12. Il y a donc lieu de constater que la République hellénique a manqué aux obligations qui lui incombent en vertu des articles 52 et 59 du traité en maintenant en vigueur des dispositions qui ne consacrent pas expressément le droit des ressortissants des autres Etats membres à l'inscription à la chambre technique en qualité de membre ordinaire, alors que l'inscription en cette qualité conditionne et facilite l'accès aux professions concernées et leur exercice en République hellénique.

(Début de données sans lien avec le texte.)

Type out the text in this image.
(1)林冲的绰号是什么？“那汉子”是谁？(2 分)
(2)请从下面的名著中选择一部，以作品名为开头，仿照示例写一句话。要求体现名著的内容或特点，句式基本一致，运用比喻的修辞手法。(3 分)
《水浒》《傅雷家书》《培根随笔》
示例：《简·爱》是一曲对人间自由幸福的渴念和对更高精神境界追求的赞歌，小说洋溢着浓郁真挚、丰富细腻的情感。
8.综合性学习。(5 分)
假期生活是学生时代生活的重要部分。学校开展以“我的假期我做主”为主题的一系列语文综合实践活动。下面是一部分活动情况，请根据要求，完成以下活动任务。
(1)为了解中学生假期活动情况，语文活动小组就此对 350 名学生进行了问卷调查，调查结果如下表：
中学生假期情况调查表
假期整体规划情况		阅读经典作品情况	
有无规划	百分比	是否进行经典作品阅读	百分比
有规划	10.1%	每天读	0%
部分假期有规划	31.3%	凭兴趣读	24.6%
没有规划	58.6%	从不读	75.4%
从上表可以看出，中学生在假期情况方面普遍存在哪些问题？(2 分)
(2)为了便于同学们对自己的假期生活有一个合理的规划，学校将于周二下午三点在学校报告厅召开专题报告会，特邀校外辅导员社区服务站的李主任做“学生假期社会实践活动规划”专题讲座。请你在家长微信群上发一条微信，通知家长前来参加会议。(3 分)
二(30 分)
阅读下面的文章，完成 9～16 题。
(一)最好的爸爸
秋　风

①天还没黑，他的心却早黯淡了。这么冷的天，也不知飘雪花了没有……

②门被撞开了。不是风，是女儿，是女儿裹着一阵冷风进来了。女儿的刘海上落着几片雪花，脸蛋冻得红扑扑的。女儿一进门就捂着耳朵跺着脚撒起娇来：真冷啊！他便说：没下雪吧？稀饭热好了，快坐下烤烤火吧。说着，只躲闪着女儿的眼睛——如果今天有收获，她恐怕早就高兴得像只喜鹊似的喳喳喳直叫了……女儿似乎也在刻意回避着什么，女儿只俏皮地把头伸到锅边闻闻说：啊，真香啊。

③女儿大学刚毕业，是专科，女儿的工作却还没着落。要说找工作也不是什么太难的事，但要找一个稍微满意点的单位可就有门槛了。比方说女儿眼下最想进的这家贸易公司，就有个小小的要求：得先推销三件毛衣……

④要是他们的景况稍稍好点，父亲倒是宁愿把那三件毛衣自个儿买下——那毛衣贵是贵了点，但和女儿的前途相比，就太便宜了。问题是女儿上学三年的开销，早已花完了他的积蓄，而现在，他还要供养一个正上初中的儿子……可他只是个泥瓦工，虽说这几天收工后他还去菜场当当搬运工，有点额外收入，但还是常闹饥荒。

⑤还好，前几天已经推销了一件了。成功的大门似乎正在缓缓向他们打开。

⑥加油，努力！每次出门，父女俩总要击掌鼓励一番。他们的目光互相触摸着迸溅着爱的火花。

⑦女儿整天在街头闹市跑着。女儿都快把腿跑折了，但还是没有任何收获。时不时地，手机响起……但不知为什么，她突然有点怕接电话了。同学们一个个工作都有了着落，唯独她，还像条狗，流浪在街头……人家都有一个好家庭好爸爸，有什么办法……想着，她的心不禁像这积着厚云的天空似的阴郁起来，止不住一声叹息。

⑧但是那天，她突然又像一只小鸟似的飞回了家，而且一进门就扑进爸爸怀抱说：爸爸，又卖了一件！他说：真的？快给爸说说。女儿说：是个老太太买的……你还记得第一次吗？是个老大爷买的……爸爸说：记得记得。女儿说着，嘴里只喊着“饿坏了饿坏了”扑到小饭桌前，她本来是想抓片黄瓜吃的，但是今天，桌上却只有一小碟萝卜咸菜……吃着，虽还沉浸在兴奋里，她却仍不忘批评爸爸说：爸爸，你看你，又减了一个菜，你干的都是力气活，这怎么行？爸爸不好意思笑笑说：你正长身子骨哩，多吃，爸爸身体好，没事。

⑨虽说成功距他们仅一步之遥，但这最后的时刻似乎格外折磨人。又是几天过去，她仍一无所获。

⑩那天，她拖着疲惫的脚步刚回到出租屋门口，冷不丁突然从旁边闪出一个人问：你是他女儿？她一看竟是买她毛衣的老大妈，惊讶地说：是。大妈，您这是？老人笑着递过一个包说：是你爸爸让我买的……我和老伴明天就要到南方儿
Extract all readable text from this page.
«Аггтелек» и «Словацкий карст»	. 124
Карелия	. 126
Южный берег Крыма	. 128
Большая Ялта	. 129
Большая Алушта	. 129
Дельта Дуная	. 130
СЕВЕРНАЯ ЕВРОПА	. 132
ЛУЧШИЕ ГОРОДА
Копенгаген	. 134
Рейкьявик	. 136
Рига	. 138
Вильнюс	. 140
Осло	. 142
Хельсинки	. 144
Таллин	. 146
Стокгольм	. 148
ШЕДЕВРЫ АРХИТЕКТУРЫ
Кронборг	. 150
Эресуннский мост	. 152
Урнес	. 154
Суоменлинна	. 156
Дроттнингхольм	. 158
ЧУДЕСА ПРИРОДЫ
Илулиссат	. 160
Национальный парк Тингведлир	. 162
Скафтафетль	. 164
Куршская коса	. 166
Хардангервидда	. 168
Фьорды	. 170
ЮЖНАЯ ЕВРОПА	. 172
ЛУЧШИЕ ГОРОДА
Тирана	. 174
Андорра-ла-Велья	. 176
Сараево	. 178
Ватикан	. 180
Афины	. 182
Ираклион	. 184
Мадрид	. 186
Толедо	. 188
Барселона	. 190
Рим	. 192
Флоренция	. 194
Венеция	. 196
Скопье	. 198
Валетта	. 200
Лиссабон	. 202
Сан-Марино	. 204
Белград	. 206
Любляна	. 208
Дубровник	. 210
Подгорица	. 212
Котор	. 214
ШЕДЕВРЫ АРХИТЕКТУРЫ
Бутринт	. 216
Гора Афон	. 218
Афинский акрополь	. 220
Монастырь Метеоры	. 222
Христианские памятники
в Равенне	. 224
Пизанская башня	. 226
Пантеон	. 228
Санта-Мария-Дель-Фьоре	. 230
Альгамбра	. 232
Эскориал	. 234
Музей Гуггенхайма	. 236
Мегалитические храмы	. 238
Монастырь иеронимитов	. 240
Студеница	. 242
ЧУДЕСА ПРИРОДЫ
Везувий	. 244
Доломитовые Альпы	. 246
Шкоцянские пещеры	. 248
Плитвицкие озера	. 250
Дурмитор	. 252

13. Cette constatation ne vise que la discrimination exercée en raison de la nationalité et ne préjuge donc pas la question de savoir si une obligation d'inscription en qualité de membre ordinaire de la chambre technique constitue, à l'égard des ressortissants des autres Etats membres, une restriction à la libre prestation des services imposée en raison de la circonstance qu'ils sont établis dans un Etat membre autre que celui ou la prestation doit être fournie. En effet, cette question ne relève pas de l'objet du présent recours.
Profession d'avocat
14. La Commission soutient que l'accès à la profession d'avocat est réservé aux ressortissants grecs par l'article 3 du décret-loi des 6-8 octobre 1954 relatif au Code des avocats. La République hellénique ne conteste pas cette allégation, mais fait valoir qu'en ce qui concerne l'accès à cette profession et son exercice la procédure d'adoption du texte législatif qui éliminera la condition de nationalité prévue par le Code des avocats est en cours. Cette procédure devrait toutefois prendre un délai assez long puisqu'elle vise simultanément l'unification des dispositions relatives à l'équivalence des titres universitaires entre les divers Etats membres ainsi que l'élaboration d'un Code déontologique applicable également à d'autres professions.

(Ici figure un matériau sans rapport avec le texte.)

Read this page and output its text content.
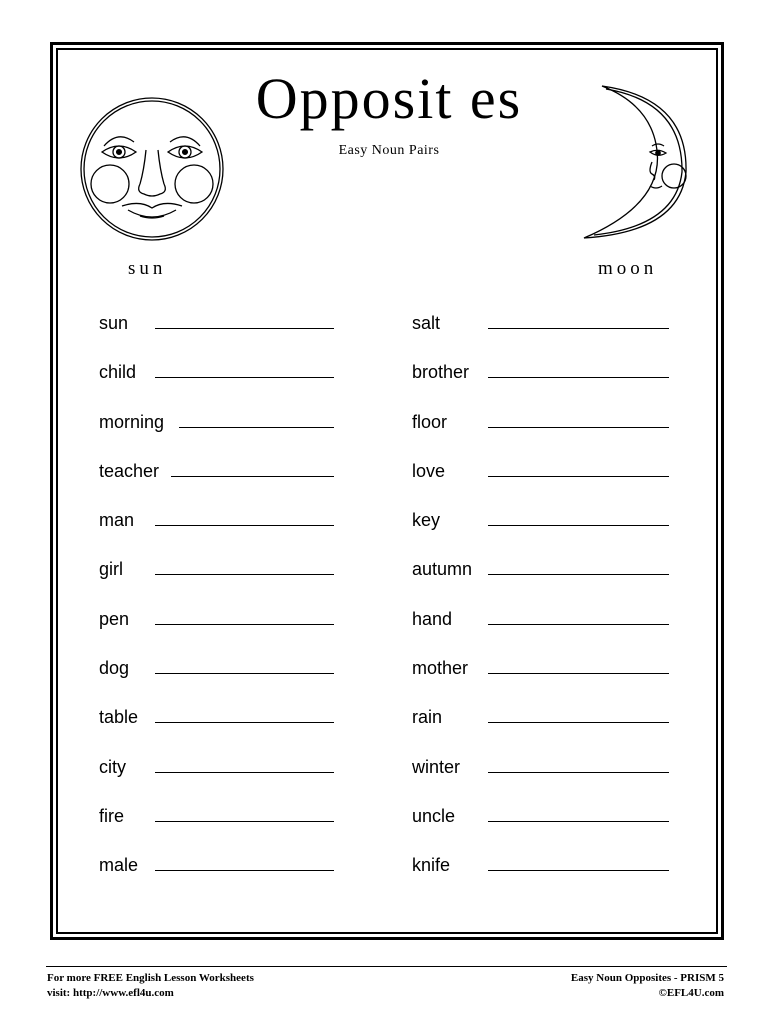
Opposit es
Easy Noun Pairs
sun	moon
sun
child
morning
teacher
man
girl
pen
dog
table
city
fire
male
salt
brother
floor
love
key
autumn
hand
mother
rain
winter
uncle
knife
For more FREE English Lesson Worksheets
visit: http://www.efl4u.com
Easy Noun Opposites - PRISM 5
©EFL4U.com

15. Il est ainsi constant que les dispositions nationales mises en cause par la Commission sont incompatibles avec les articles 52 et 59 du traité.
16. Il y a lieu de rejeter comme non-fondés les arguments invoqués en défense par la République hellénique. En effet, un Etat membre ne saurait exciper de dispositions, pratiques ou situations de son ordre juridique interne pour justifier le non-respect des obligations qui lui incombent en vertu du droit communautaire (voir, notamment, arrêt du 12 février 1987, Commission-Italie, 69-86, Rec. p. 773).

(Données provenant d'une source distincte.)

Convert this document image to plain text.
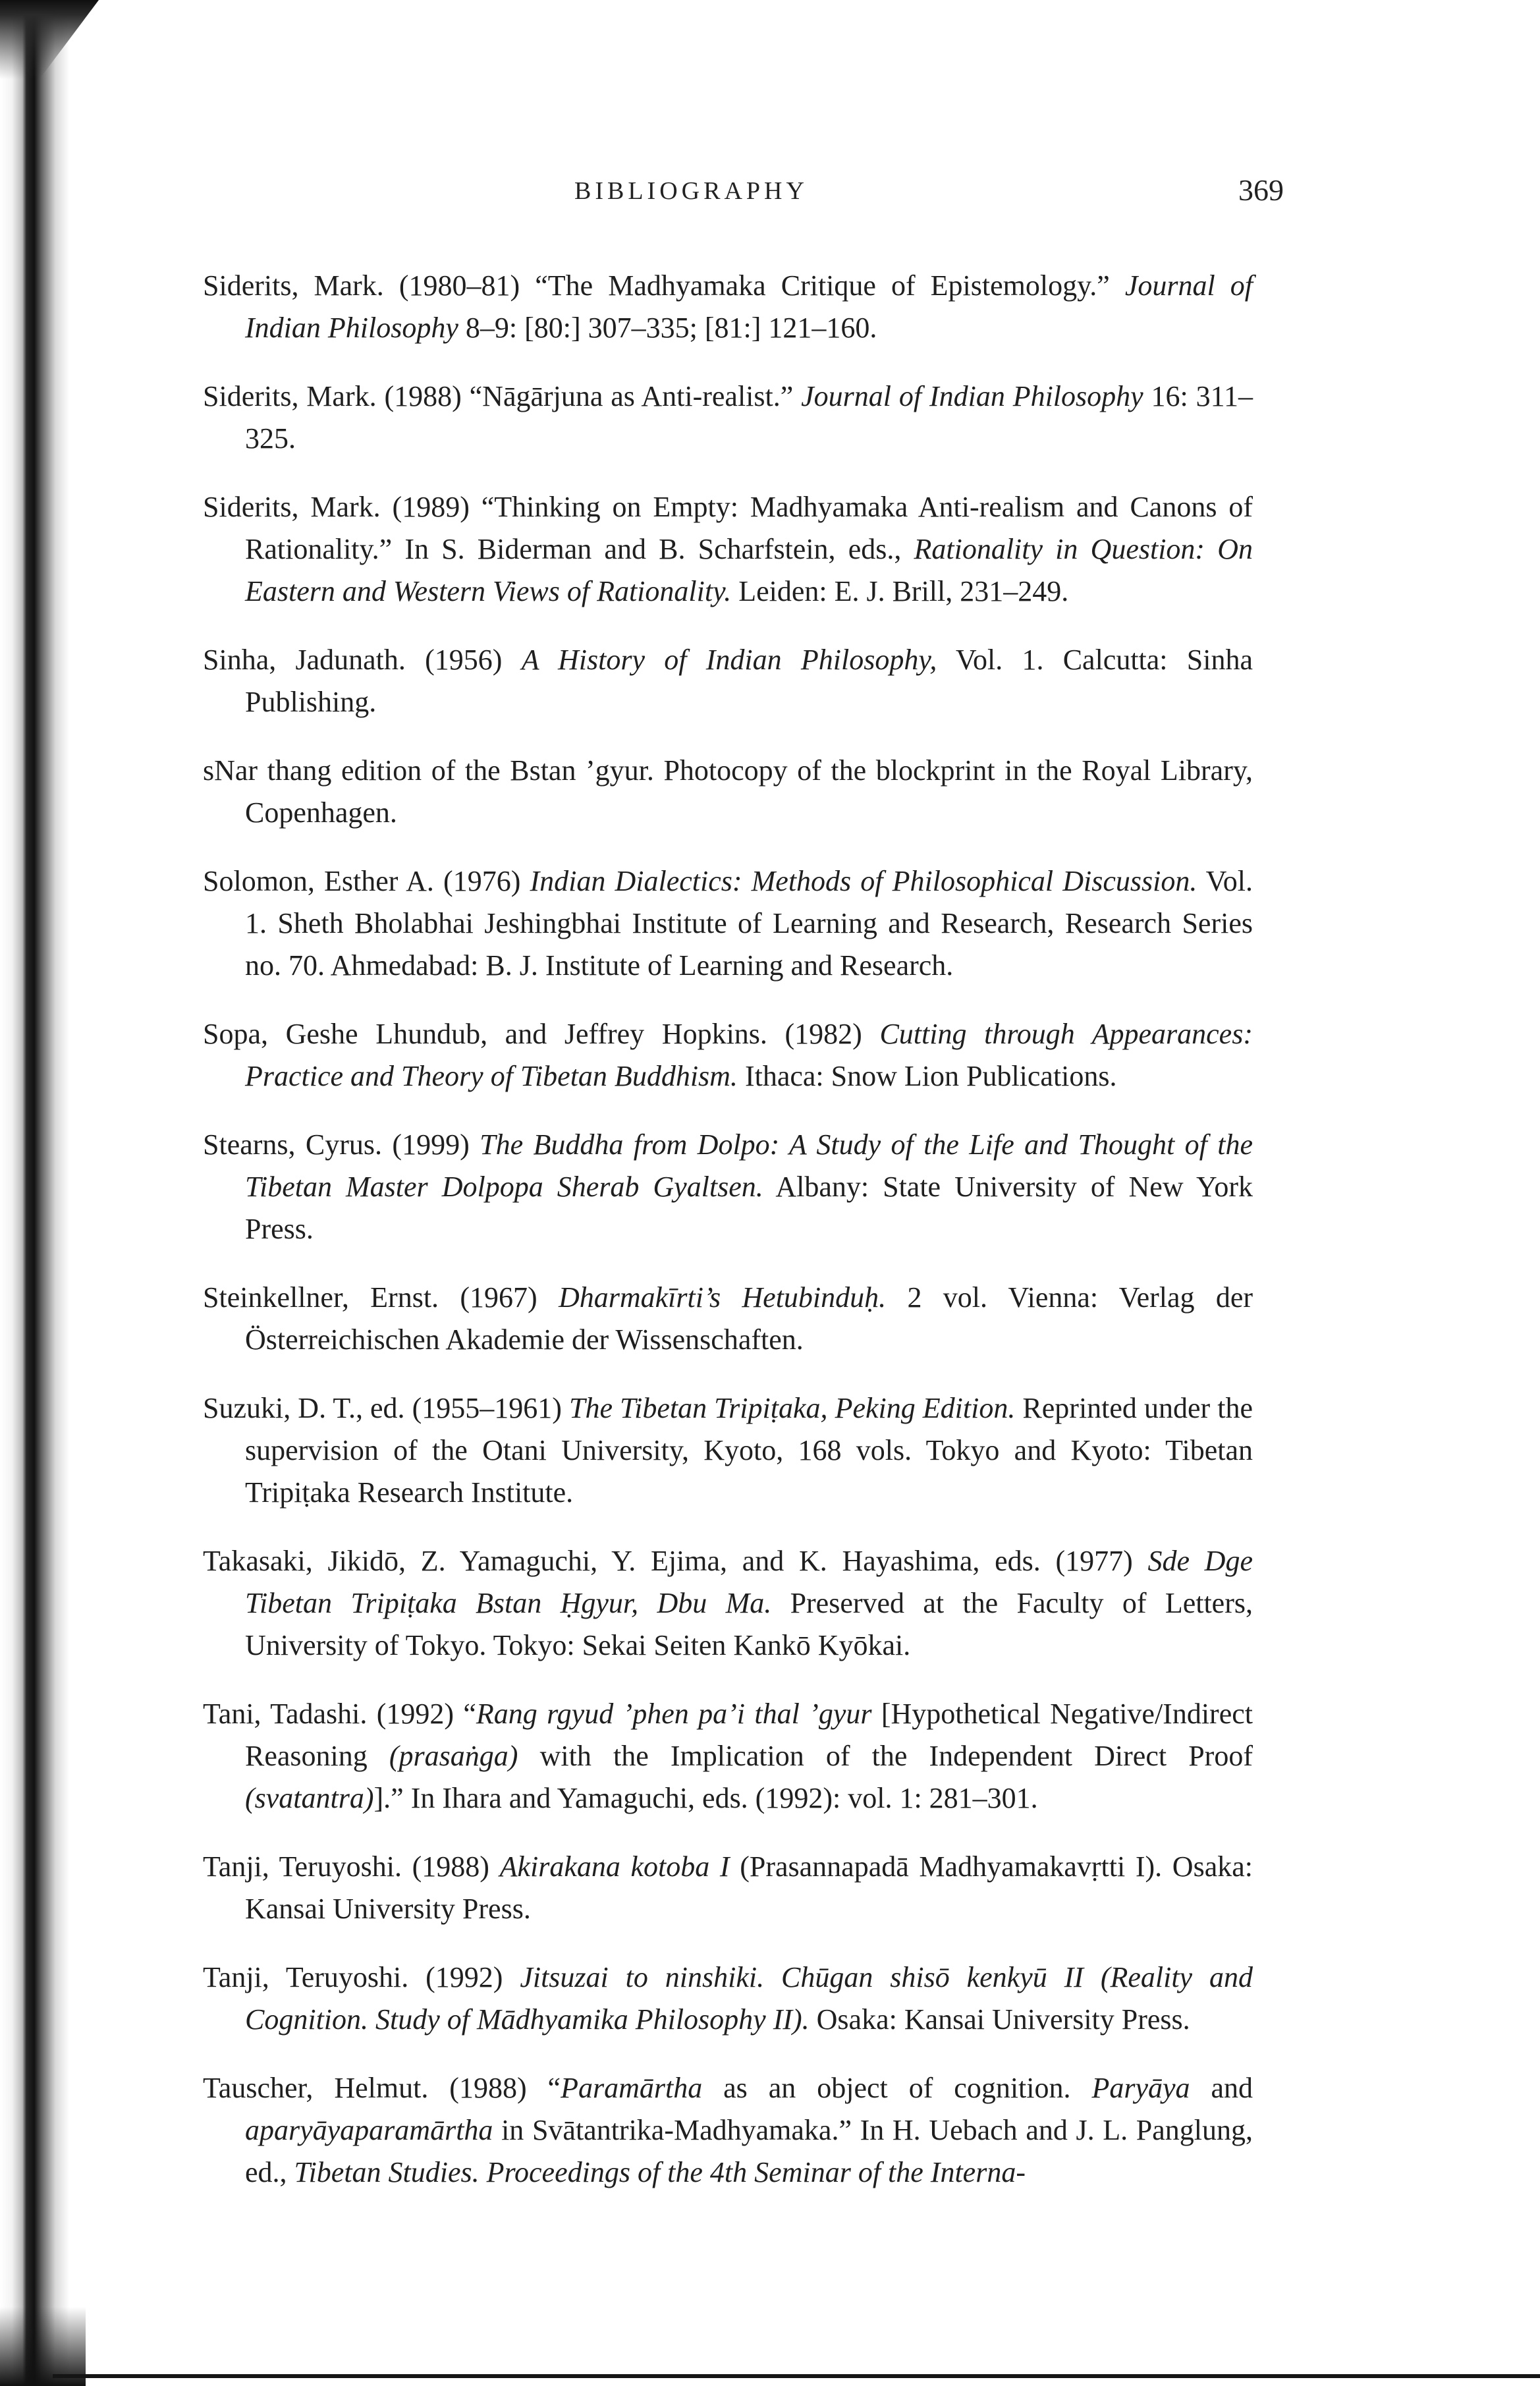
BIBLIOGRAPHY	369

Siderits, Mark. (1980–81) “The Madhyamaka Critique of Epistemology.” Journal of Indian Philosophy 8–9: [80:] 307–335; [81:] 121–160.

Siderits, Mark. (1988) “Nāgārjuna as Anti-realist.” Journal of Indian Philosophy 16: 311–325.

Siderits, Mark. (1989) “Thinking on Empty: Madhyamaka Anti-realism and Canons of Rationality.” In S. Biderman and B. Scharfstein, eds., Rationality in Question: On Eastern and Western Views of Rationality. Leiden: E. J. Brill, 231–249.

Sinha, Jadunath. (1956) A History of Indian Philosophy, Vol. 1. Calcutta: Sinha Publishing.

sNar thang edition of the Bstan ’gyur. Photocopy of the blockprint in the Royal Library, Copenhagen.

Solomon, Esther A. (1976) Indian Dialectics: Methods of Philosophical Discussion. Vol. 1. Sheth Bholabhai Jeshingbhai Institute of Learning and Research, Research Series no. 70. Ahmedabad: B. J. Institute of Learning and Research.

Sopa, Geshe Lhundub, and Jeffrey Hopkins. (1982) Cutting through Appearances: Practice and Theory of Tibetan Buddhism. Ithaca: Snow Lion Publications.

Stearns, Cyrus. (1999) The Buddha from Dolpo: A Study of the Life and Thought of the Tibetan Master Dolpopa Sherab Gyaltsen. Albany: State University of New York Press.

Steinkellner, Ernst. (1967) Dharmakīrti’s Hetubinduḥ. 2 vol. Vienna: Verlag der Österreichischen Akademie der Wissenschaften.

Suzuki, D. T., ed. (1955–1961) The Tibetan Tripiṭaka, Peking Edition. Reprinted under the supervision of the Otani University, Kyoto, 168 vols. Tokyo and Kyoto: Tibetan Tripiṭaka Research Institute.

Takasaki, Jikidō, Z. Yamaguchi, Y. Ejima, and K. Hayashima, eds. (1977) Sde Dge Tibetan Tripiṭaka Bstan Ḥgyur, Dbu Ma. Preserved at the Faculty of Letters, University of Tokyo. Tokyo: Sekai Seiten Kankō Kyōkai.

Tani, Tadashi. (1992) “Rang rgyud ’phen pa’i thal ’gyur [Hypothetical Negative/Indirect Reasoning (prasaṅga) with the Implication of the Independent Direct Proof (svatantra)].” In Ihara and Yamaguchi, eds. (1992): vol. 1: 281–301.

Tanji, Teruyoshi. (1988) Akirakana kotoba I (Prasannapadā Madhyamakavṛtti I). Osaka: Kansai University Press.

Tanji, Teruyoshi. (1992) Jitsuzai to ninshiki. Chūgan shisō kenkyū II (Reality and Cognition. Study of Mādhyamika Philosophy II). Osaka: Kansai University Press.

Tauscher, Helmut. (1988) “Paramārtha as an object of cognition. Paryāya and aparyāyaparamārtha in Svātantrika-Madhyamaka.” In H. Uebach and J. L. Panglung, ed., Tibetan Studies. Proceedings of the 4th Seminar of the Interna-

17. Il convient donc de reconnaître que la République hellénique a manqué aux obligations qui lui incombent en vertu des articles 52 et 59 du traité en maintenant en vigueur des dispositions qui subordonnent l'accès à la profession d'avocat et son exercice à la possession de la nationalité hellénique.
Sur les dépens
18. Aux termes de l'article 69, paragraphe 2, du règlement de procédure, toute partie qui succombe est condamnée aux dépens. La République hellénique ayant succombé en ses moyens, il y a lieu de la condamner aux dépens.
Par ces motifs,
LA COUR,
Déclare et arrête:
1) La République hellénique a manqué aux obligations qui lui incombent en vertu des articles 52 et 59 du traité CEE en maintenant en vigueur des dispositions qui ne consacrent pas expressément le droit des ressortissants des autres Etats membres à l'inscription à la chambre technique de Grèce en qualité de membre ordinaire, alors que l'inscription en cette qualité conditionne et facilite l'accès aux professions d'architecte, d'ingénieur civil et de géomètre et leur exercice en République hellénique.
2) La République hellénique a manqué aux obligations qui lui incombent en vertu des articles 52 et 59 du traité CEE en maintenant en vigueur des dispositions qui subordonnent l'accès à la profession d'avocat et son exercice à la possession de la nationalité hellénique.
3) La République hellénique est condamnée aux dépens.